In the United States, where the name Moksha already has been used by multiple Indian restaurants, a Las Vegas jam band and unrelated yoga studios, the studio owners in October voted to christen themselves Modo, a made-up word that stands for “the way or the path.” Bikram, whose founder publicly has referred to teachers of all other types of yoga as “clowns,” has some 500 studios worldwide. Mr. Williams said demand is showing no signs of cooling. (He dismissed years of published reports claiming at least 1,000 studios as “exaggerated.”)
Modo’s Manhattan location — students wearing recycled-bottle-cap capri pants can chaturanga on recycled-tire floors between vine-covered recycled denim walls — opened in a former D.J. school in the West Village in 2012. The freewheeling upstart yoga quickly has become a favorite of models, performers and fashion types, who praise its ability to strengthen, reduce stress and detoxify without the boredom (or time commitment) of Bikram.
Jenni Quilter, 33, said she had been to too many New York studios where “yoga just feels masochistic, like self-purification slash punishment, where no one’s eaten for five months and everyone’s in Lululemon.” She thought Bikram was too cultish, and was wary of Modo, but promptly bought a membership after her first class.
“I loved it,” said Ms. Quilter, an arts writer with a tattoo of a 17th-century pottery mark on her left arm. She said she was stronger from her practice, though she had yet to see the much-vaunted skin benefits of her now-daily sweat. “Maybe if I didn’t reward myself with wine so often,” she said.

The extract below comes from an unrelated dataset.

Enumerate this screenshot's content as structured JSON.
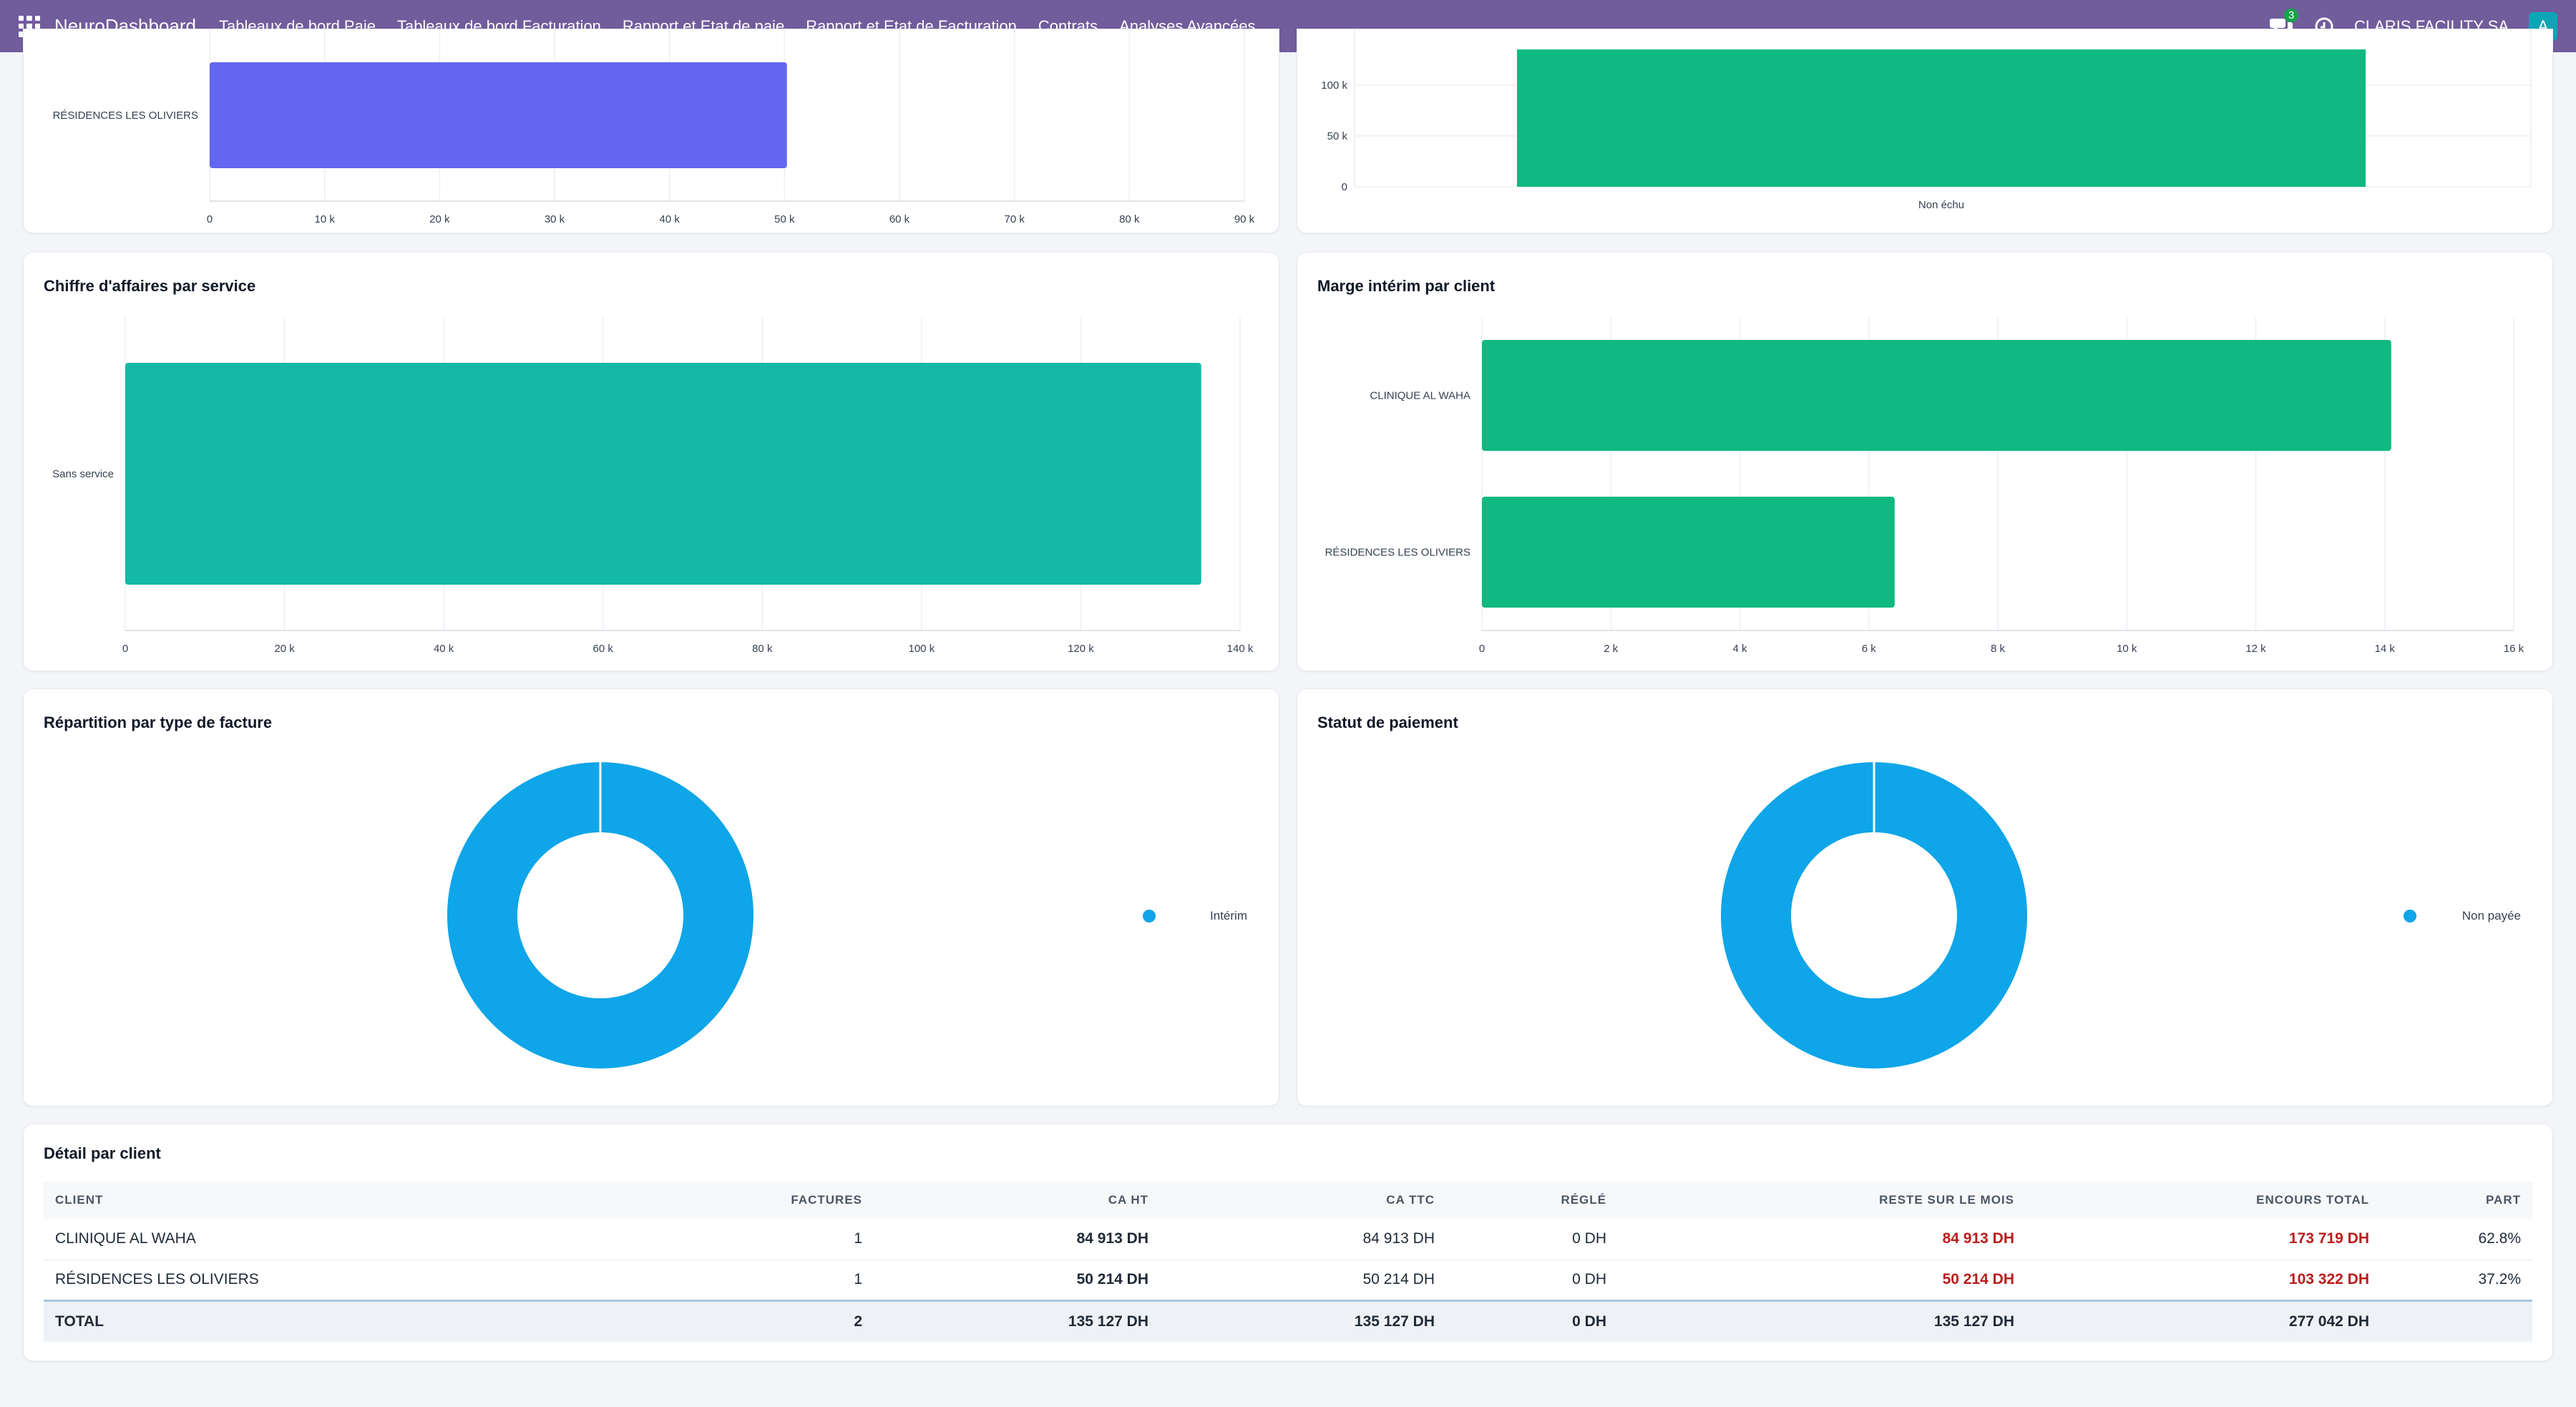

The actress Katie Holmes has been spotted here, as has the hip-hop mogul Russell Simmons. Sarah Neufeld, 34, one of the studio’s four owners and the violinist for the indie rock band Arcade Fire, sometimes plays live for special Friday-night karma classes along with her childhood friend and a co-owner, Rebecca Foon, 34, a cellist for the modern chamber-music group Esmerine. The two curate music for classes where it’s offered and also teach, which Ms. Neufeld sometimes has done straight off a plane from touring (“I’m maybe not the most present,” she said ruefully). Music is forbidden in Bikram; it’s played in roughly half of Modo’s New York classes.